# Long Long Wednesday



## Ninn (Oct 28, 2006)

The only thing I got accomplished today was to wash towels and hang them on the line. GRRRR! On less than 3 hours of sleep, I have not been the most fun person to be around today. Baby Marky is so sick, and cannot keep anything down. Taking him to the dr. tomorrow. My arms are so sore from holding him. My shoulders burn. My back is killing me. At least his fever is down and he is finally asleep for more than 10 minutes. Maybe I'll get more done tomorrow.


----------



## lickcreek (Apr 7, 2006)

Ninn, I'm so sorry baby Mark is so sick, and that you are now a bit "under the weather" too. I remember what that was like, and I don't envy you. Plus, your household has been a bit "disrupted" as of late, I'm sure it's stressful to say the least!

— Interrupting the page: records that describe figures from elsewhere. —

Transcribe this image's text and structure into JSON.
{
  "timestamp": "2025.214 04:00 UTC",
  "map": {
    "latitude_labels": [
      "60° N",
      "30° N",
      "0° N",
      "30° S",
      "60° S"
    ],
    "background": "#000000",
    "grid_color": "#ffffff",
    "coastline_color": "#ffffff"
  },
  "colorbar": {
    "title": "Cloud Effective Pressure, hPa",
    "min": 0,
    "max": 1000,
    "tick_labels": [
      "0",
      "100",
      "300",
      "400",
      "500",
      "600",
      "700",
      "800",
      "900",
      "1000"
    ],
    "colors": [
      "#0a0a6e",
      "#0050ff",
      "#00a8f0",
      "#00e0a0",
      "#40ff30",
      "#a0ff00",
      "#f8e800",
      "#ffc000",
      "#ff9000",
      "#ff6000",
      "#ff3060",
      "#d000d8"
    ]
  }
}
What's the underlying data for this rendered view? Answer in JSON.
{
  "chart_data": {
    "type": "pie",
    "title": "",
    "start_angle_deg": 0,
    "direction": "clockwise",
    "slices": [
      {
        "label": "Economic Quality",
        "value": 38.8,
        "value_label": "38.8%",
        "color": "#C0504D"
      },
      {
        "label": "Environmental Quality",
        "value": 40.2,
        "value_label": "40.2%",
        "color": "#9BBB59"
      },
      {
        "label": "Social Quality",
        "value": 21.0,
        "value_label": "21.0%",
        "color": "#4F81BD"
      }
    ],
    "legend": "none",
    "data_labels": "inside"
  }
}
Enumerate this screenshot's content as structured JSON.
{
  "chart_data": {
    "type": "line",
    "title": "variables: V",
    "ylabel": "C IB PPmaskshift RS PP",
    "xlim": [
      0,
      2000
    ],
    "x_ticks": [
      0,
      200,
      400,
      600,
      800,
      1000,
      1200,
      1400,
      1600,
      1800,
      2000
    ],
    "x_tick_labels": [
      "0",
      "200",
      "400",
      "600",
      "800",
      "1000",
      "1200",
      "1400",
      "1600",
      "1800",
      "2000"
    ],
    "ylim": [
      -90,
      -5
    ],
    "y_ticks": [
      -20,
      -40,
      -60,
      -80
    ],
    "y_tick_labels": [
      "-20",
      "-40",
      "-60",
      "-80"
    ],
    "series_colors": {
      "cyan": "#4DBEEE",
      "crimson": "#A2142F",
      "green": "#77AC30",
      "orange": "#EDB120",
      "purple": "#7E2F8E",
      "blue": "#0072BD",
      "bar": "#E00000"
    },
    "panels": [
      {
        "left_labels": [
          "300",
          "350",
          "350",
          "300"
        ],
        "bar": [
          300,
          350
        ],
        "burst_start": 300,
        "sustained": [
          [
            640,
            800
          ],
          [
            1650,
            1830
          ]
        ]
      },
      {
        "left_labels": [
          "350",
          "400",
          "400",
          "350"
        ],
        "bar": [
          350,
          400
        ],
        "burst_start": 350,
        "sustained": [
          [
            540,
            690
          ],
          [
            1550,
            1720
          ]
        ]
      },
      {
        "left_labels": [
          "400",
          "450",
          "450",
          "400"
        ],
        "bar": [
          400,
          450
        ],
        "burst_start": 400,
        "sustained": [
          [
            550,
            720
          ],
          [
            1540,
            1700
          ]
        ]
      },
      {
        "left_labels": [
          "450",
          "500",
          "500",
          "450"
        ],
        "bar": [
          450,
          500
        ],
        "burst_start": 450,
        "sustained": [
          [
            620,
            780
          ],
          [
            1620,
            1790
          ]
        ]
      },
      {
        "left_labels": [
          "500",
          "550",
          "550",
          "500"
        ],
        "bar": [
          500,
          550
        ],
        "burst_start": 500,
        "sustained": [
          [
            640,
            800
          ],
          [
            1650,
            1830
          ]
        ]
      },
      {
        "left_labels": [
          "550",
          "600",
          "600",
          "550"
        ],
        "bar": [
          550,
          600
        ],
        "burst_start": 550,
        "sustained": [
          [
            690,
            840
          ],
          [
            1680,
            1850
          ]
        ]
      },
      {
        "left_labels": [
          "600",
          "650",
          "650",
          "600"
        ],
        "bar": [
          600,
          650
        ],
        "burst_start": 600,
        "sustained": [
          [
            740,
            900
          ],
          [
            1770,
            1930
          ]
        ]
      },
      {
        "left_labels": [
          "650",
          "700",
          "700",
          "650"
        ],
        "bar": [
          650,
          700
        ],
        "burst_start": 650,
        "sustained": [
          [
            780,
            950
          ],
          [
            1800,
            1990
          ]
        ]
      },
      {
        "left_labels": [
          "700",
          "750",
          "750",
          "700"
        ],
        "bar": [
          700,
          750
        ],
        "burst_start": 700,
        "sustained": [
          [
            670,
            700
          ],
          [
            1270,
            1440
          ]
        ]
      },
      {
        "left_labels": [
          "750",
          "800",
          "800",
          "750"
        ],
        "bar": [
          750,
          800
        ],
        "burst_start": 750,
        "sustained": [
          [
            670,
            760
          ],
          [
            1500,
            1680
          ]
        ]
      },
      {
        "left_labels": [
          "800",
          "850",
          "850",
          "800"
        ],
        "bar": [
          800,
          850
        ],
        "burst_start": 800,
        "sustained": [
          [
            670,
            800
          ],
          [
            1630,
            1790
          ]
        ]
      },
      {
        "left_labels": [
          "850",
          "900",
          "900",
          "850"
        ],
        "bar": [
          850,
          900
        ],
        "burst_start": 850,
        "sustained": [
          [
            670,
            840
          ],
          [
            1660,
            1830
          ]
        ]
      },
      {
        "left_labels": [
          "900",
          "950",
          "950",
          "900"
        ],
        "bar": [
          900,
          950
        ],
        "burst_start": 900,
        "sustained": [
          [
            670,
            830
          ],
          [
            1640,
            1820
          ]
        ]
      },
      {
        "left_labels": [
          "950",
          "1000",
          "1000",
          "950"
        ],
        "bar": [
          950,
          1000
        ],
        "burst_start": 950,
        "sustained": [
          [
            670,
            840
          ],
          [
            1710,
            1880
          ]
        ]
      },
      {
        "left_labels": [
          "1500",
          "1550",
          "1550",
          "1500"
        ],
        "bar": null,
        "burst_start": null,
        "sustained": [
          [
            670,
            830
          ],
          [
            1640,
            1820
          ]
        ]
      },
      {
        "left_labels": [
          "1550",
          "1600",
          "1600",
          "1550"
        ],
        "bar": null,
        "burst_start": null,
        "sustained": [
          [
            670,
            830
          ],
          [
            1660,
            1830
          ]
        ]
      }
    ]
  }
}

Here's hoping the Dr can help get Mark on his way to recovery soon, for everyone's sake! I'm thinking of you. Where's that "hug" smilie? Anyway, sending hugs and good wishes your way.


----------



## cow whisperer (May 3, 2007)

Ninn.... thinking of you today.... hoping you are having a better day! The sun is shining here in PA..... Maybe that will help everyone in your house feel a little better! 

Go stand in the sunshine, even if it's just for a minute!!!


----------